A significant gap has been noticed between the interest rates being charged to owner that occupy the space and the investor consumers of most banks. Over 15 lenders which include the Commonwealth Bank, ANZ Banking Group, and Westpac are presently offering their owner-occupier rates, which are at least 0.22 lower in percentage points. Though this might be a great news for those who are looking for property they want to occupy, it is not such a good one for those who are planning to buy property for investment purpose.
With this move, providers are trying to control the investor lending, as they are looking somehow to rebalance their book back towards the people who are buying property for occupying purpose. However, the flipside of this is that investors are paying more and the owner occupiers are gaining a much better deal in some cases, commented a spokeswoman for RateCity.
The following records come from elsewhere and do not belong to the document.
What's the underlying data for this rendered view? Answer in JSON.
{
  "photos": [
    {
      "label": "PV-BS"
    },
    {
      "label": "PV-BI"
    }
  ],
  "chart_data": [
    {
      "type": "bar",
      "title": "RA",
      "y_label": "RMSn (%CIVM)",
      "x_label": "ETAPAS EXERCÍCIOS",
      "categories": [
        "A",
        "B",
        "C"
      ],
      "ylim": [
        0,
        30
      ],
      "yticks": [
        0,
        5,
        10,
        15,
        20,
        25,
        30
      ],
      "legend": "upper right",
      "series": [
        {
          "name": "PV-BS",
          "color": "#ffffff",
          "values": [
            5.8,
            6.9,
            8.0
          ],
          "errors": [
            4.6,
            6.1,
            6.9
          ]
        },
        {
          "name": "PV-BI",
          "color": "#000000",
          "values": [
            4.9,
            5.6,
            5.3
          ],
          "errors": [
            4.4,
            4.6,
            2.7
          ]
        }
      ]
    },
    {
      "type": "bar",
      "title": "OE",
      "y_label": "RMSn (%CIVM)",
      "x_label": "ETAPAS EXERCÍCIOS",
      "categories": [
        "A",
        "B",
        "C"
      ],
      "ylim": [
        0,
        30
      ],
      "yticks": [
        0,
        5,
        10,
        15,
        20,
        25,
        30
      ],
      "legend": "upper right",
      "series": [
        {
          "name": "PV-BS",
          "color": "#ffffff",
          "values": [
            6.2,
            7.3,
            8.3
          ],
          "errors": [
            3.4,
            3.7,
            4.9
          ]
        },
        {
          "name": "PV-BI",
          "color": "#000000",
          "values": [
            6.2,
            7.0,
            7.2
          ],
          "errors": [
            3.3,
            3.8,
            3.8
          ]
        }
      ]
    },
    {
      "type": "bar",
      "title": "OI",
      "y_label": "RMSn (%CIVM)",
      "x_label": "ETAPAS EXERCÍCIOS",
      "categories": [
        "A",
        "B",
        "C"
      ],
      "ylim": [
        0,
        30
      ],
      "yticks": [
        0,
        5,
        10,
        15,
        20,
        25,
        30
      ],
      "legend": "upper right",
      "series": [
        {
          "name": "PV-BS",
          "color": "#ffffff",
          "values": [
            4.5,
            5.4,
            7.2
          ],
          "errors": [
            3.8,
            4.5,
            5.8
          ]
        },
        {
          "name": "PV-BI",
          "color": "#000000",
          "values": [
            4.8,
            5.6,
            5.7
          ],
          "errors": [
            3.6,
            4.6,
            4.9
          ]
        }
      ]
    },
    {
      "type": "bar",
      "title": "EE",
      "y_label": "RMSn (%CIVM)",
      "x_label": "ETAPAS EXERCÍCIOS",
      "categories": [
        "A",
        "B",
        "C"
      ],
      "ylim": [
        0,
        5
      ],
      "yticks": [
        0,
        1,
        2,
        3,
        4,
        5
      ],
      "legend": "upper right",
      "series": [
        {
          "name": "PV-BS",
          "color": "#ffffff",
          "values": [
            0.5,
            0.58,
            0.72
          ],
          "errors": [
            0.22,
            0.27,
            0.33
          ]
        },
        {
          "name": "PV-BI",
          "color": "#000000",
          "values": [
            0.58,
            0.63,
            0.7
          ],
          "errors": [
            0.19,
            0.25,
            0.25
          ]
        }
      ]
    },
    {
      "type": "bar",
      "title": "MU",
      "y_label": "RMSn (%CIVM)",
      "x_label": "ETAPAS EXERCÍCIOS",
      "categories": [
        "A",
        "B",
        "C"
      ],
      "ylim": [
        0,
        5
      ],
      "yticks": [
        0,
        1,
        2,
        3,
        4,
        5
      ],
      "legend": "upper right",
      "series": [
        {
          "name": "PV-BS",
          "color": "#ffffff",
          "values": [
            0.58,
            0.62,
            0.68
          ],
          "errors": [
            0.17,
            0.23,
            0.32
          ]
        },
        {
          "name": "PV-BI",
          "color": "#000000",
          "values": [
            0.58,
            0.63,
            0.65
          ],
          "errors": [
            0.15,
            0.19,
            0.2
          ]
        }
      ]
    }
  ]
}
Let us look at the example of HSBC that has a variable rate of 3.99% for owner occupiers. Another example that of Loans.com.au shows that it is offering a 4.02%. Offering rates beyond the advertised rate is also helping banks to scale back their interest rate discounts for investors and provide a deeper discount to owner-occupier consumers. This is the exact size of the discount offered that will depend on the bank and the consumer’s financial situation.